For today, another simple look at the statistics of the Oscars. This time around, I’m looking at the MPAA ratings assigned to the movies — just to see what sort of films get nominated for Best Picture, in terms of age-appropriateness.
Now, this doesn’t cover every Best Picture for a simple reason: Not every Best Picture has an MPAA rating. Early on, there was no regulation or rating system on films. The Hays Code was established in 1930, so for the first few years of the Oscars, it was pretty much “anything goes” as far as what filmmakers could do. With the Hays Code it was more restrictive, but the only rating was “Approved”.
It wasn’t until 1968 that the MPAA ratings were established as we know them today — sort of.
There are two pie charts, which I’ll explain in a little bit (though it’s reasonably obvious). There are a few things to explain about the first pie chart by itself. The first thing is the M/GP/PG category. From its inception, the MPAA rating system has had a grade in between G (General Audiences) and R (Restricted). Initially this rating was M (Mature); the use of the label “Mature” made some people think it was more adult-oriented than R, and so it was changed. It then became GP (“General audiences, parental guidance suggested”). This was eventually changed to PG, presumably because somebody told the MPAA that abbreviations are supposed to be straightforward. The three labels are all essentially the same rating, as — to my understanding — the criteria for the rating did not change, only the label did.
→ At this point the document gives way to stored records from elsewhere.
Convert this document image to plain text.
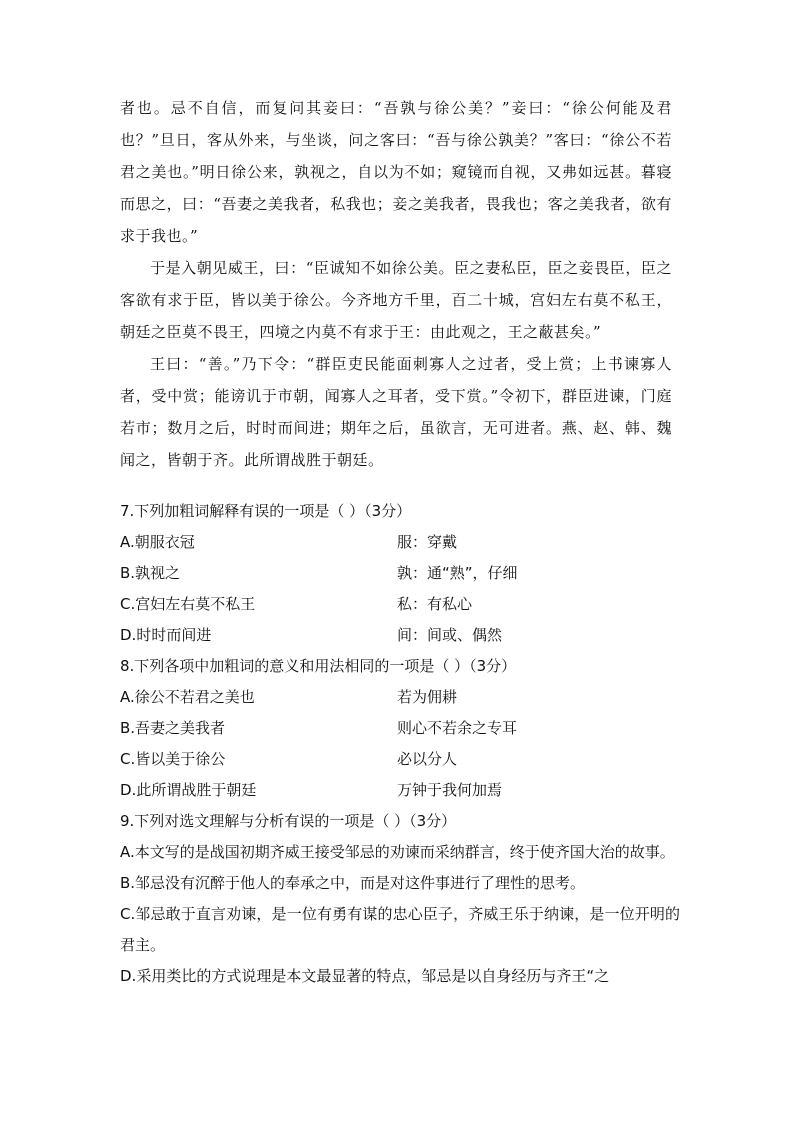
者也。忌不自信，而复问其妾曰：“吾孰与徐公美？”妾曰：“徐公何能及君也？”旦日，客从外来，与坐谈，问之客曰：“吾与徐公孰美？”客曰：“徐公不若君之美也。”明日徐公来，孰视之，自以为不如；窥镜而自视，又弗如远甚。暮寝而思之，曰：“吾妻之美我者，私我也；妾之美我者，畏我也；客之美我者，欲有求于我也。”

于是入朝见威王，曰：“臣诚知不如徐公美。臣之妻私臣，臣之妾畏臣，臣之客欲有求于臣，皆以美于徐公。今齐地方千里，百二十城，宫妇左右莫不私王，朝廷之臣莫不畏王，四境之内莫不有求于王：由此观之，王之蔽甚矣。”

王曰：“善。”乃下令：“群臣吏民能面刺寡人之过者，受上赏；上书谏寡人者，受中赏；能谤讥于市朝，闻寡人之耳者，受下赏。”令初下，群臣进谏，门庭若市；数月之后，时时而间进；期年之后，虽欲言，无可进者。燕、赵、韩、魏闻之，皆朝于齐。此所谓战胜于朝廷。

7.下列加粗词解释有误的一项是（ ）（3分）

A.朝服衣冠	服：穿戴
B.孰视之	孰：通“熟”，仔细
C.宫妇左右莫不私王	私：有私心
D.时时而间进	间：间或、偶然

8.下列各项中加粗词的意义和用法相同的一项是（ ）（3分）

A.徐公不若君之美也	若为佣耕
B.吾妻之美我者	则心不若余之专耳
C.皆以美于徐公	必以分人
D.此所谓战胜于朝廷	万钟于我何加焉

9.下列对选文理解与分析有误的一项是（ ）（3分）

A.本文写的是战国初期齐威王接受邹忌的劝谏而采纳群言，终于使齐国大治的故事。

B.邹忌没有沉醉于他人的奉承之中，而是对这件事进行了理性的思考。

C.邹忌敢于直言劝谏，是一位有勇有谋的忠心臣子，齐威王乐于纳谏，是一位开明的君主。

D.采用类比的方式说理是本文最显著的特点，邹忌是以自身经历与齐王“之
X, meanwhile, did not mean pornographic — although the pornographers appropriated it for their own term. This is why the MPAA later changed it to the more-easily-trademarked NC-17. Only two films with an X rating have ever been nominated for Best Picture — Midnight Cowboy and A Clockwork Orange — and it’s questionable whether either would have received an NC-17 today. Midnight Cowboy has since been re-rated as R, and a slightly edited version of A Clockwork Orange was re-rated as R as well. Both re-releases were during the 70s, so it’s likely that if they passed “R” muster back then they would today.
What we see in that breakdown isn’t too surprising — R and PG films make up the bulk of it. PG is actually the largest chunk, but Hollywood didn’t strive for the “R is for grown ups” rating quite as much in the 1960s as they did in the late 1970s and 1980s. And, of course, PG didn’t mean quite the same thing back then as it does now.
That’s why there are two pie charts. Gremlins, Indiana Jones and the Temple of Doom, and a few other PG-rated movies were sufficiently gory that parents didn’t think they fit in the PG rating… but the MPAA didn’t feel they warranted an R. So in 1984 they established the PG-13 rating. Some PG-13 films would have been placed in PG before, and some of them would have been rated R. There’s no meaningful way for me to filter out what “should have” been PG-13 before 1984, so giving a proper idea of what the rating breakdown is requires me to split the charts at 1984 — the same as excluding the pre-MPAA rating films.
This does show a few surprises, though. That PG-13 makes up a sizable chunk of the post-1984 pie isn’t surprising. (Incidentally, the first PG-13 Best Picture nominee was The Color Purple.) What’s surprising is that its chunk appears to have come entirely at the expense of the PG rating. The R rating has actually shifted to being the outright majority rating — and G has virtually vanished. This probably doesn’t reflect anything on the mindset of the Oscar voters themselves, but rather the filmmakers. In recent years, there’s been a shift to thinking that PG movies earn more money than G-rated films (Disney being a steadfast holdout for the most part). There’s also been an apparent trend toward thinking that if a film is serious, it needs to be rated R. I’m not sure why “themes that only an adult will think about” means “we gotta have a sex scene”, but all right.
There’s one little oddity on the post-1984 chart, and that’s the unrated film. Theoretically there shouldn’t be any such thing in the MPAA rating era, but A Room With a View apparently squeaked by without one. As far as I can tell, this is because it had only a very limited U.S. release.